The Duchess of Cambridge is supporting a new campaign aimed at encouraging children to become the next generation of environmental guardians.
Backyard Nature is pledging to help youngsters across the UK spend a total of one million hours outside by inspiring them to protect the wildlife on their own doorstep.
Kate, who is known for promoting the benefits of the great outdoors on children’s health, said: “Spending time in nature can play a pivotal role in helping children grow up to become happy, healthy adults.
“The great outdoors provides an open playground for children to have fun and learn life-long skills – from balance and coordination to empathy and creativity – with their friends, their parents, their carers, or their family members.

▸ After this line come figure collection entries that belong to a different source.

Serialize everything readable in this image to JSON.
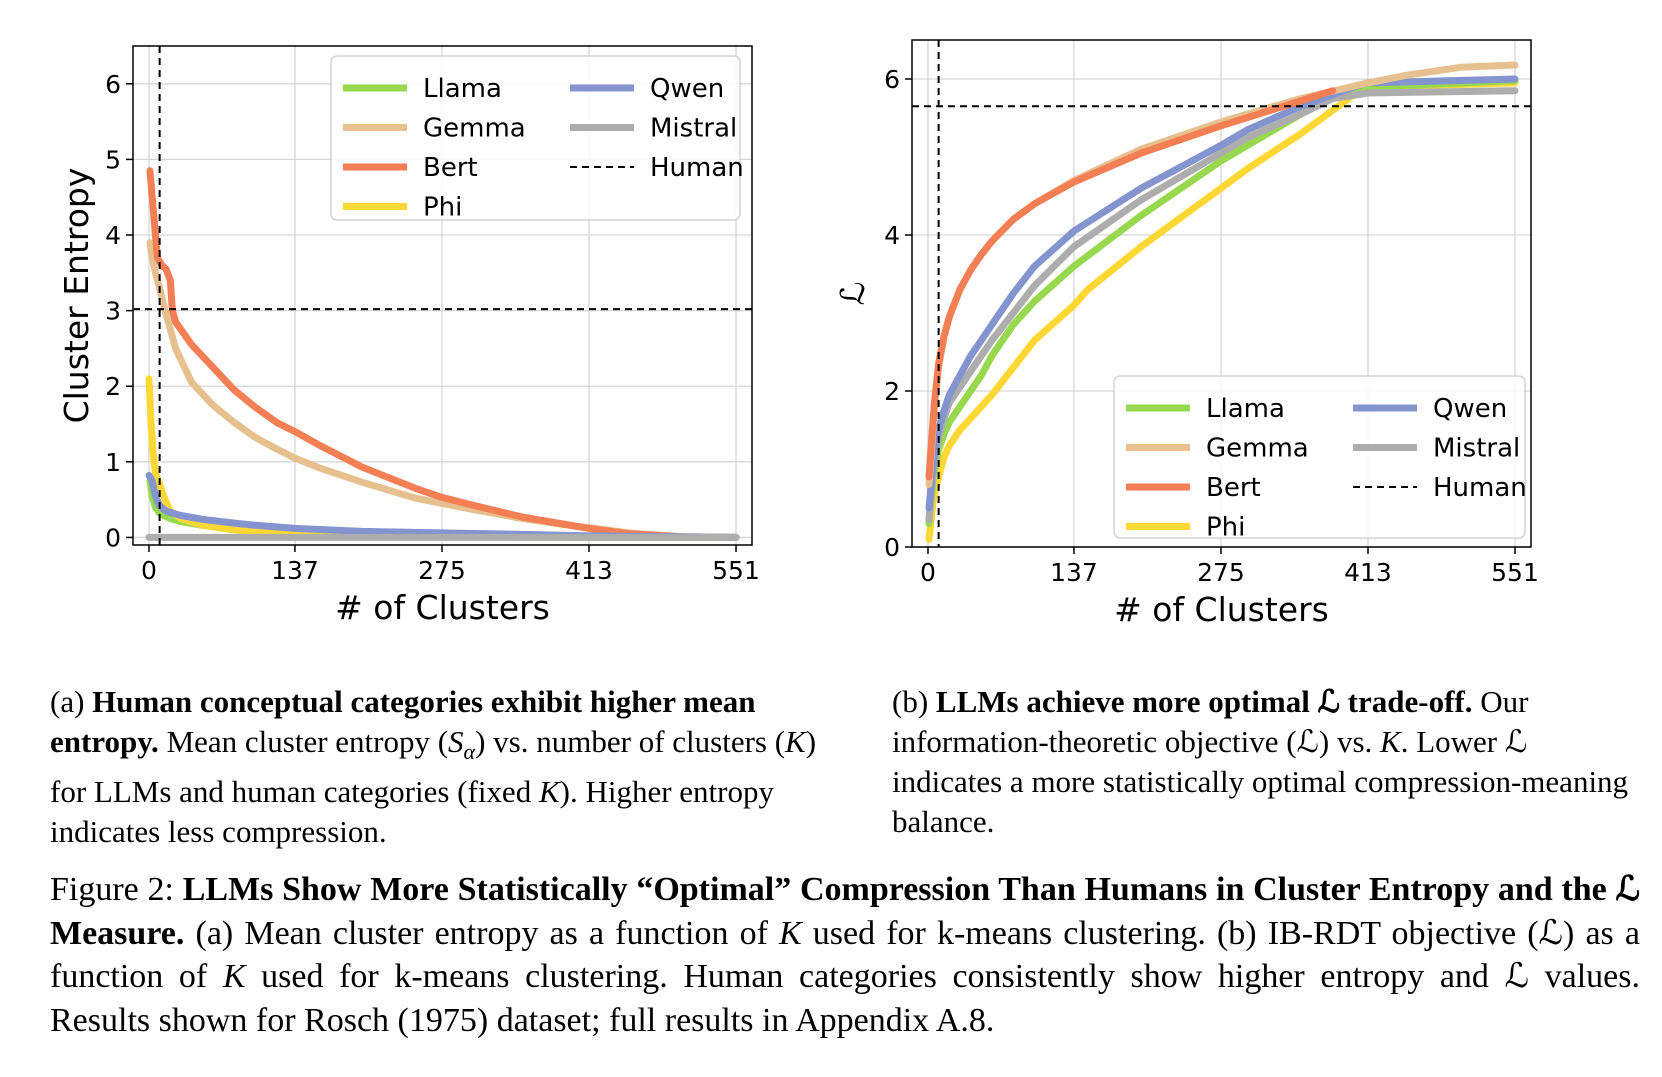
{
  "chart_data": [
    {
      "panel": "a",
      "type": "line",
      "xlabel": "# of Clusters",
      "ylabel": "Cluster Entropy",
      "xticks": [
        0,
        137,
        275,
        413,
        551
      ],
      "yticks": [
        0,
        1,
        2,
        3,
        4,
        5,
        6
      ],
      "xlim": [
        -15,
        566
      ],
      "ylim": [
        -0.1,
        6.5
      ],
      "grid": true,
      "legend_position": "top-right",
      "legend_columns": 2,
      "human_reference": {
        "x": 10,
        "y": 3.02
      },
      "series": [
        {
          "name": "Llama",
          "color": "#98d84f",
          "points": [
            [
              1,
              0.75
            ],
            [
              3,
              0.55
            ],
            [
              6,
              0.4
            ],
            [
              10,
              0.32
            ],
            [
              15,
              0.28
            ],
            [
              20,
              0.25
            ],
            [
              30,
              0.21
            ],
            [
              50,
              0.16
            ],
            [
              80,
              0.11
            ],
            [
              120,
              0.07
            ],
            [
              200,
              0.04
            ],
            [
              300,
              0.02
            ],
            [
              400,
              0.01
            ],
            [
              551,
              0
            ]
          ]
        },
        {
          "name": "Gemma",
          "color": "#e6c18f",
          "points": [
            [
              1,
              3.9
            ],
            [
              3,
              3.7
            ],
            [
              6,
              3.5
            ],
            [
              10,
              3.3
            ],
            [
              15,
              3.0
            ],
            [
              20,
              2.75
            ],
            [
              25,
              2.5
            ],
            [
              30,
              2.35
            ],
            [
              35,
              2.2
            ],
            [
              40,
              2.05
            ],
            [
              50,
              1.9
            ],
            [
              60,
              1.75
            ],
            [
              80,
              1.52
            ],
            [
              100,
              1.32
            ],
            [
              120,
              1.17
            ],
            [
              137,
              1.05
            ],
            [
              160,
              0.92
            ],
            [
              200,
              0.73
            ],
            [
              250,
              0.52
            ],
            [
              275,
              0.45
            ],
            [
              300,
              0.38
            ],
            [
              350,
              0.25
            ],
            [
              400,
              0.15
            ],
            [
              413,
              0.13
            ],
            [
              450,
              0.06
            ],
            [
              500,
              0.01
            ],
            [
              551,
              0
            ]
          ]
        },
        {
          "name": "Bert",
          "color": "#f47f55",
          "points": [
            [
              1,
              4.85
            ],
            [
              3,
              4.5
            ],
            [
              6,
              4.0
            ],
            [
              8,
              3.7
            ],
            [
              12,
              3.6
            ],
            [
              16,
              3.55
            ],
            [
              20,
              3.4
            ],
            [
              22,
              3.0
            ],
            [
              25,
              2.85
            ],
            [
              30,
              2.75
            ],
            [
              40,
              2.55
            ],
            [
              50,
              2.4
            ],
            [
              60,
              2.25
            ],
            [
              70,
              2.1
            ],
            [
              80,
              1.95
            ],
            [
              100,
              1.72
            ],
            [
              120,
              1.52
            ],
            [
              137,
              1.4
            ],
            [
              160,
              1.22
            ],
            [
              200,
              0.93
            ],
            [
              250,
              0.65
            ],
            [
              275,
              0.53
            ],
            [
              300,
              0.44
            ],
            [
              350,
              0.27
            ],
            [
              400,
              0.15
            ],
            [
              413,
              0.12
            ],
            [
              450,
              0.05
            ],
            [
              500,
              0.01
            ],
            [
              551,
              0
            ]
          ]
        },
        {
          "name": "Phi",
          "color": "#fdd835",
          "points": [
            [
              0,
              2.1
            ],
            [
              2,
              1.5
            ],
            [
              4,
              1.1
            ],
            [
              6,
              0.85
            ],
            [
              10,
              0.7
            ],
            [
              15,
              0.5
            ],
            [
              20,
              0.35
            ],
            [
              30,
              0.25
            ],
            [
              50,
              0.16
            ],
            [
              80,
              0.1
            ],
            [
              120,
              0.06
            ],
            [
              200,
              0.03
            ],
            [
              300,
              0.01
            ],
            [
              400,
              0
            ],
            [
              551,
              0
            ]
          ]
        },
        {
          "name": "Qwen",
          "color": "#8394cf",
          "points": [
            [
              0,
              0.82
            ],
            [
              3,
              0.75
            ],
            [
              6,
              0.55
            ],
            [
              10,
              0.42
            ],
            [
              15,
              0.36
            ],
            [
              20,
              0.33
            ],
            [
              30,
              0.29
            ],
            [
              50,
              0.24
            ],
            [
              80,
              0.19
            ],
            [
              100,
              0.16
            ],
            [
              137,
              0.12
            ],
            [
              200,
              0.08
            ],
            [
              275,
              0.06
            ],
            [
              350,
              0.04
            ],
            [
              413,
              0.02
            ],
            [
              500,
              0.01
            ],
            [
              551,
              0
            ]
          ]
        },
        {
          "name": "Mistral",
          "color": "#adadad",
          "points": [
            [
              0,
              0
            ],
            [
              100,
              0
            ],
            [
              200,
              0
            ],
            [
              300,
              0
            ],
            [
              400,
              0
            ],
            [
              551,
              0
            ]
          ]
        }
      ],
      "legend": [
        {
          "label": "Llama",
          "color": "#98d84f",
          "dashed": false
        },
        {
          "label": "Qwen",
          "color": "#8394cf",
          "dashed": false
        },
        {
          "label": "Gemma",
          "color": "#e6c18f",
          "dashed": false
        },
        {
          "label": "Mistral",
          "color": "#adadad",
          "dashed": false
        },
        {
          "label": "Bert",
          "color": "#f47f55",
          "dashed": false
        },
        {
          "label": "Human",
          "color": "#000000",
          "dashed": true
        },
        {
          "label": "Phi",
          "color": "#fdd835",
          "dashed": false
        }
      ]
    },
    {
      "panel": "b",
      "type": "line",
      "xlabel": "# of Clusters",
      "ylabel": "ℒ",
      "xticks": [
        0,
        137,
        275,
        413,
        551
      ],
      "yticks": [
        0,
        2,
        4,
        6
      ],
      "xlim": [
        -15,
        566
      ],
      "ylim": [
        0,
        6.5
      ],
      "grid": true,
      "legend_position": "lower-right",
      "legend_columns": 2,
      "human_reference": {
        "x": 10,
        "y": 5.65
      },
      "series": [
        {
          "name": "Phi",
          "color": "#fdd835",
          "points": [
            [
              1,
              0.1
            ],
            [
              5,
              0.6
            ],
            [
              10,
              0.9
            ],
            [
              15,
              1.15
            ],
            [
              20,
              1.3
            ],
            [
              30,
              1.5
            ],
            [
              40,
              1.65
            ],
            [
              50,
              1.8
            ],
            [
              60,
              1.95
            ],
            [
              80,
              2.3
            ],
            [
              100,
              2.65
            ],
            [
              137,
              3.1
            ],
            [
              150,
              3.3
            ],
            [
              200,
              3.85
            ],
            [
              250,
              4.35
            ],
            [
              275,
              4.6
            ],
            [
              300,
              4.85
            ],
            [
              350,
              5.3
            ],
            [
              380,
              5.6
            ],
            [
              400,
              5.8
            ],
            [
              420,
              5.9
            ],
            [
              551,
              5.95
            ]
          ]
        },
        {
          "name": "Llama",
          "color": "#98d84f",
          "points": [
            [
              1,
              0.3
            ],
            [
              5,
              0.9
            ],
            [
              10,
              1.25
            ],
            [
              15,
              1.45
            ],
            [
              20,
              1.6
            ],
            [
              30,
              1.8
            ],
            [
              40,
              2.0
            ],
            [
              50,
              2.2
            ],
            [
              60,
              2.45
            ],
            [
              80,
              2.85
            ],
            [
              100,
              3.15
            ],
            [
              137,
              3.6
            ],
            [
              200,
              4.25
            ],
            [
              275,
              4.95
            ],
            [
              300,
              5.15
            ],
            [
              350,
              5.55
            ],
            [
              380,
              5.8
            ],
            [
              413,
              5.9
            ],
            [
              551,
              5.98
            ]
          ]
        },
        {
          "name": "Mistral",
          "color": "#adadad",
          "points": [
            [
              1,
              0.35
            ],
            [
              5,
              1.0
            ],
            [
              10,
              1.4
            ],
            [
              15,
              1.65
            ],
            [
              20,
              1.85
            ],
            [
              30,
              2.05
            ],
            [
              40,
              2.25
            ],
            [
              50,
              2.45
            ],
            [
              60,
              2.65
            ],
            [
              80,
              3.0
            ],
            [
              100,
              3.35
            ],
            [
              137,
              3.85
            ],
            [
              200,
              4.45
            ],
            [
              275,
              5.05
            ],
            [
              300,
              5.25
            ],
            [
              350,
              5.55
            ],
            [
              380,
              5.75
            ],
            [
              413,
              5.82
            ],
            [
              551,
              5.85
            ]
          ]
        },
        {
          "name": "Qwen",
          "color": "#8394cf",
          "points": [
            [
              1,
              0.5
            ],
            [
              5,
              1.1
            ],
            [
              10,
              1.5
            ],
            [
              15,
              1.75
            ],
            [
              20,
              1.95
            ],
            [
              30,
              2.2
            ],
            [
              40,
              2.45
            ],
            [
              50,
              2.65
            ],
            [
              60,
              2.85
            ],
            [
              80,
              3.25
            ],
            [
              100,
              3.6
            ],
            [
              137,
              4.05
            ],
            [
              200,
              4.6
            ],
            [
              275,
              5.15
            ],
            [
              300,
              5.35
            ],
            [
              350,
              5.65
            ],
            [
              400,
              5.9
            ],
            [
              413,
              5.95
            ],
            [
              551,
              6.0
            ]
          ]
        },
        {
          "name": "Gemma",
          "color": "#e6c18f",
          "points": [
            [
              1,
              0.8
            ],
            [
              3,
              1.2
            ],
            [
              6,
              1.8
            ],
            [
              10,
              2.3
            ],
            [
              15,
              2.7
            ],
            [
              20,
              2.95
            ],
            [
              30,
              3.3
            ],
            [
              40,
              3.55
            ],
            [
              50,
              3.75
            ],
            [
              60,
              3.92
            ],
            [
              80,
              4.2
            ],
            [
              100,
              4.4
            ],
            [
              137,
              4.7
            ],
            [
              200,
              5.1
            ],
            [
              275,
              5.45
            ],
            [
              350,
              5.75
            ],
            [
              413,
              5.95
            ],
            [
              450,
              6.05
            ],
            [
              500,
              6.15
            ],
            [
              551,
              6.18
            ]
          ]
        },
        {
          "name": "Bert",
          "color": "#f47f55",
          "points": [
            [
              1,
              0.9
            ],
            [
              3,
              1.3
            ],
            [
              6,
              1.85
            ],
            [
              10,
              2.35
            ],
            [
              15,
              2.7
            ],
            [
              20,
              2.95
            ],
            [
              30,
              3.3
            ],
            [
              40,
              3.55
            ],
            [
              50,
              3.75
            ],
            [
              60,
              3.92
            ],
            [
              80,
              4.2
            ],
            [
              100,
              4.4
            ],
            [
              137,
              4.68
            ],
            [
              200,
              5.05
            ],
            [
              275,
              5.4
            ],
            [
              350,
              5.72
            ],
            [
              380,
              5.85
            ]
          ]
        }
      ],
      "legend": [
        {
          "label": "Llama",
          "color": "#98d84f",
          "dashed": false
        },
        {
          "label": "Qwen",
          "color": "#8394cf",
          "dashed": false
        },
        {
          "label": "Gemma",
          "color": "#e6c18f",
          "dashed": false
        },
        {
          "label": "Mistral",
          "color": "#adadad",
          "dashed": false
        },
        {
          "label": "Bert",
          "color": "#f47f55",
          "dashed": false
        },
        {
          "label": "Human",
          "color": "#000000",
          "dashed": true
        },
        {
          "label": "Phi",
          "color": "#fdd835",
          "dashed": false
        }
      ]
    }
  ],
  "captions": {
    "a": {
      "tag": "(a)",
      "bold": "Human conceptual categories exhibit higher mean entropy.",
      "text1": " Mean cluster entropy (",
      "sym1": "S",
      "sub1": "α",
      "text2": ") vs. number of clusters (",
      "sym2": "K",
      "text3": ") for LLMs and human categories (fixed ",
      "sym3": "K",
      "text4": "). Higher entropy indicates less compression."
    },
    "b": {
      "tag": "(b)",
      "bold": "LLMs achieve more optimal ℒ trade-off.",
      "text1": " Our information-theoretic objective (ℒ) vs. ",
      "sym1": "K",
      "text2": ". Lower ℒ indicates a more statistically optimal compression-meaning balance."
    },
    "figure": {
      "tag": "Figure 2: ",
      "bold": "LLMs Show More Statistically “Optimal” Compression Than Humans in Cluster Entropy and the ℒ Measure.",
      "text1": " (a) Mean cluster entropy as a function of ",
      "sym1": "K",
      "text2": " used for k-means clustering. (b) IB-RDT objective (ℒ) as a function of ",
      "sym2": "K",
      "text3": " used for k-means clustering. Human categories consistently show higher entropy and ℒ values. Results shown for Rosch (1975) dataset; full results in Appendix A.8."
    }
  }
}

“I hope the Backyard Nature campaign inspires children, families and communities to get outside and engage with nature, wherever they live.”
Young people, and their parents or carers, can sign-up online to become “Backyard Nature guardians” for their area through the website backyardnature.org
Once joined, users can find their local patch using a map highlighting green spaces, download DIY guides and also find conservation events happening nearby.
The campaign, funded by the Iceland Foods Charitable Foundation, was inspired by the Eco Emeralds, a group of young environmentalists from All Saints Catholic Primary School in Anfield, Liverpool.
The youngsters aged seven to 11 contacted Iceland’s managing director Richard Walker via Twitter and were invited to the supermarket firm’s head office to present their ideas, leading to the development of the campaign.
Mr Walker said: “The nation is waking up to the immediate challenge facing us – far bigger than any of the other issues being discussed in the media at the moment, the environmental crisis has huge implications for us all.
“The Eco Emeralds share my belief that the next generation needs to connect with nature and become conservation activists, and their commitment to motivating and enabling others to do this is truly inspiring.
“I strongly believe that children need to know nature in order to want to protect it, and this campaign is about supporting them to do just that.
“By encouraging children to spend one million hours in their backyards, the campaign is committed to truly connecting the next generation with the planet we all need their help to save.”
Research released to coincide with the launch found that 60% of children want to spend more time outside, but 62% currently spend less than five hours per week outdoors, not including travelling to school.
More than four fifths (82%) of UK parents are fearful about future environmental challenges facing the next generation, while 81% would like their children to spend more time outdoors but cite lack of time and money as a key barrier.
The campaign is funded by the Iceland Foods Charitable Foundation and supported by The Wildlife Trusts, The National Trust, WWF, Clarion and the Bumblebee Conservation Trust, as well as family activity app, Hoop.